In a nutshell: Researchers at Carnegie Mellon University's (CMU) Bot Intelligence Group (BIG) have developed a robotic arm that can paint pictures based on spoken, written, and visual prompts. The AI is very similar to DALL-E, except it physically paints the output in real time instead of producing a near-instant digital image.

The BIG team named the robot FRIDA as a nod to Mexican artist Frida Kahlo and as an acronym for Framework and Robotics Initiative for Developing Arts. Currently, the robot requires at least some contextual input and about an hour to prepare its style of brush strokes.

Users can also upload an image to "inspire" FRIDA and influence the output by providing plain language descriptors. For instance, given a bust shot of Elon Musk and the spoken prompt "baby sobbing," the AI created the portrait below (top left). The researchers have experimented with other input types, such as letting the AI listen to a song like Abba's Dancing Queen.

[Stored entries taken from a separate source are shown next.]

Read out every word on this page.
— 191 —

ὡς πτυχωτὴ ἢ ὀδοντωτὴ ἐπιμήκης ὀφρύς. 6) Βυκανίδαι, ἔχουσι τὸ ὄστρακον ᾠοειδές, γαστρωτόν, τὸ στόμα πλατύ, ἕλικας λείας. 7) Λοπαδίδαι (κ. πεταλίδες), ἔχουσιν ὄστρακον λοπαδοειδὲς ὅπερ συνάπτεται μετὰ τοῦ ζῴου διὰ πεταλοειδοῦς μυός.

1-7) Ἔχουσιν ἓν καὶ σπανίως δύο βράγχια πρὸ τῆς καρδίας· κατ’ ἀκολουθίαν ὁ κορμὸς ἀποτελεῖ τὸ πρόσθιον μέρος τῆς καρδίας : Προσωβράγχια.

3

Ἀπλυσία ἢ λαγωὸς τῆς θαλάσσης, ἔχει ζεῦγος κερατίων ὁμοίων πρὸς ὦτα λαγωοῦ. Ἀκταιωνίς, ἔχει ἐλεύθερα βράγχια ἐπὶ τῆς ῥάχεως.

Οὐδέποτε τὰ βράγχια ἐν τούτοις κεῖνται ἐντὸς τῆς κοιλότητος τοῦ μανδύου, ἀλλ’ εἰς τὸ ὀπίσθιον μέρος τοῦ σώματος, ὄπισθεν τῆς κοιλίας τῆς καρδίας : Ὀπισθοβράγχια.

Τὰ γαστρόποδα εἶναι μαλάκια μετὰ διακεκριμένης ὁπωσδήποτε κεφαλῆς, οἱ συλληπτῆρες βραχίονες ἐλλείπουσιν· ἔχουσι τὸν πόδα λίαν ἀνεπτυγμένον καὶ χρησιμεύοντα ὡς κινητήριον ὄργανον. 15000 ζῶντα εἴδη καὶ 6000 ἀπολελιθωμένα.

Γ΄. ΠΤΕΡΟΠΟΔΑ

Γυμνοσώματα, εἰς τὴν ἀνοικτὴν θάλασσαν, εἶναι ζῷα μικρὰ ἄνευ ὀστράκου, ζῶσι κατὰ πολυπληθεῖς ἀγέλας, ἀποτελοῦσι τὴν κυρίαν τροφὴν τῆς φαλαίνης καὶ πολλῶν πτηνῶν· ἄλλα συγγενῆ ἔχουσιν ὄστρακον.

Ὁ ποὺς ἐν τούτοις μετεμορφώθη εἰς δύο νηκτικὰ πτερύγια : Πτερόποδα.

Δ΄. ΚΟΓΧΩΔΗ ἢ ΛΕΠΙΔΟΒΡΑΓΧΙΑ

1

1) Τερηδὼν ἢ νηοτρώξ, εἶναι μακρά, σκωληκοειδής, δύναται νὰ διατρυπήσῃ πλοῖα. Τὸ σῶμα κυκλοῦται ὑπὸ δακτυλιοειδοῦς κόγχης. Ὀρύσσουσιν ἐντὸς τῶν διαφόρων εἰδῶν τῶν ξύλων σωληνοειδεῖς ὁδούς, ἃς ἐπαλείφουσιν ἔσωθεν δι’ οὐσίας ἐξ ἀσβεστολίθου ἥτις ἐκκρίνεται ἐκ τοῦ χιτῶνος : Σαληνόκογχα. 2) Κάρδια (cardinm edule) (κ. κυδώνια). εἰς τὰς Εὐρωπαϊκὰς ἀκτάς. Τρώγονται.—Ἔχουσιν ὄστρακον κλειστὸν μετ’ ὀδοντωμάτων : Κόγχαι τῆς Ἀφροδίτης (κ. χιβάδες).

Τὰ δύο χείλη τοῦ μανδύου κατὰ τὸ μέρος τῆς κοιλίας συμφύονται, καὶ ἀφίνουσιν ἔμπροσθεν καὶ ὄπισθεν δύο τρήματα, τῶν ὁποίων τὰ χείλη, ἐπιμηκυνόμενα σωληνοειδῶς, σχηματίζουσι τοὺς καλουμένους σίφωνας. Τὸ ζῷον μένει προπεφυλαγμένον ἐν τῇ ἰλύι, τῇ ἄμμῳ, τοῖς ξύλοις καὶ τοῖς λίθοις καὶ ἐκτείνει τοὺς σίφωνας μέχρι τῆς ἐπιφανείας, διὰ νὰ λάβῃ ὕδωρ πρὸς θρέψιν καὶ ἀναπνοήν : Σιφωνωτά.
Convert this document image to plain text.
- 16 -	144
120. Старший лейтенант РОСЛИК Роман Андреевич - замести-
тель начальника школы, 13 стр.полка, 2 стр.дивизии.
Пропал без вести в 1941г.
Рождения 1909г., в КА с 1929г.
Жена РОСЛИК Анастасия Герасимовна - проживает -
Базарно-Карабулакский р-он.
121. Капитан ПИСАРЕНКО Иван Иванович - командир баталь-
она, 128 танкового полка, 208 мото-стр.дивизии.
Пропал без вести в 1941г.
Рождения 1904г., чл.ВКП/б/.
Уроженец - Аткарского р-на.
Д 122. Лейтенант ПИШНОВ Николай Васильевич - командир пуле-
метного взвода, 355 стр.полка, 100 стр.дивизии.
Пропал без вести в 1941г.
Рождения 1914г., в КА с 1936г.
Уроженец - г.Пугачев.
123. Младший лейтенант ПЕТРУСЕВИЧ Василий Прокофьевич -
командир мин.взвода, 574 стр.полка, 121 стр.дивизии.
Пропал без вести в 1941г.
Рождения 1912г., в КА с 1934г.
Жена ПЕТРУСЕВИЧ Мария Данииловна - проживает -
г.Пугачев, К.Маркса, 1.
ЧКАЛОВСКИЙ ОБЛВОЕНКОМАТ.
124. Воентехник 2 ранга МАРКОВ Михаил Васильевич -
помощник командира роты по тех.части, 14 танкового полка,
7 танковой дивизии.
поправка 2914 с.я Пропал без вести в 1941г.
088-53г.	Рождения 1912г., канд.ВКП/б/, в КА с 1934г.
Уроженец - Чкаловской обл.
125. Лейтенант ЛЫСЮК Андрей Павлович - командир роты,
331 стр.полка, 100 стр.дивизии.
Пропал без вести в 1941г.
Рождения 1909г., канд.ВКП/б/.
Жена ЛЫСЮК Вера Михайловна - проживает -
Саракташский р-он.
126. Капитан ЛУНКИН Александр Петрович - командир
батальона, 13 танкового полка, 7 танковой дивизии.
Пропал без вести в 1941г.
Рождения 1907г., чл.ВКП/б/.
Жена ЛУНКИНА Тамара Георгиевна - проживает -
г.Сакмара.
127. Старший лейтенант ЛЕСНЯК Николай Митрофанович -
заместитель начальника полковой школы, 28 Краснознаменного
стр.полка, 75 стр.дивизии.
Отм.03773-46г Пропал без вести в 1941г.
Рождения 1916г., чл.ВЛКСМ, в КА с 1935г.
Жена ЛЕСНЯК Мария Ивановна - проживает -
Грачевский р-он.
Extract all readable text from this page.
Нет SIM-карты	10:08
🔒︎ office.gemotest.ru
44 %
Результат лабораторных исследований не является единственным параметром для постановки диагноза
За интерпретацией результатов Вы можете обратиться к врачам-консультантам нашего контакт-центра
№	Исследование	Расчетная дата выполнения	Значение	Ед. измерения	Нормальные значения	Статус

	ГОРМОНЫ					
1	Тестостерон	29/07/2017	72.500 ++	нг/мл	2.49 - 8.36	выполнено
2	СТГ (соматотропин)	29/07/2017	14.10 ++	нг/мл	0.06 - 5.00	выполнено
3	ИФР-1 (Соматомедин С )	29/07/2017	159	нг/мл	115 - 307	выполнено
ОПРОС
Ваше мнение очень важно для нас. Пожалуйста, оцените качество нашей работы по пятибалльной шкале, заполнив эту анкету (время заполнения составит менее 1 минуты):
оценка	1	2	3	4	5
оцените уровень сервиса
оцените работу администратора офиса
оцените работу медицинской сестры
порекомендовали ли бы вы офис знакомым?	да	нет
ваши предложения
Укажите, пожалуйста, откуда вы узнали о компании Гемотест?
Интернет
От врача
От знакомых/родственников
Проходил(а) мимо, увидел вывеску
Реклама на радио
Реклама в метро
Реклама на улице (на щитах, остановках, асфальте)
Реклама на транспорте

Carnegie Mellon Ph.D. student and lead engineer Peter Schaldenbrand quickly pointed out that FRIDA cannot perform like a true artist. In other words, the robot is not expressing creativity.

"FRIDA is a robotic painting system, but FRIDA is not an artist," Schaldenbrand said. "FRIDA is not generating the ideas to communicate. FRIDA is a system that an artist could collaborate with. The artist can specify high-level goals for FRIDA, and then FRIDA can execute them."

The robot's algorithms are not unlike those used in OpenAI's ChatGPT and DALL-E 2. It is a generative adversarial network (GAN) set up to paint pictures and evaluate its performance to improve its output. Theoretically, with each painting, FRIDA should better interpret the prompt and its product, but since art is subjective, who is to say what is "better."

Interestingly, FRIDA creates a unique color palate for each portrait but cannot mix the paints. For now, a human must mix and supply the right colors. However, a team in CMU's School of Architecture is working on a method for automating paint mixing. The BIG students could borrow that method to make FRIDA fully self-contained.

The bot's painting process is similar to an artist's and takes hours to generate a completed image. The robotic arm applies paint strokes to the canvas while a camera monitors from above. Occasionally, the algorithms evaluate the emerging image to ensure it creates the desired output. If it gets off track, the AI adjusts to get it more in line with the prompt, which is why each portrait has its own unique little flaws.

The BIG researchers recently published their research with Cornell University's arXiv. The team has also maintained a FRIDA Twitter account since August 2022, with plenty of the robot's creations and posts on its progress. However, FRIDA is not available to the public, unfortunately. The team's next project is to build on what it learned with FRIDA to develop a robot that sculpts.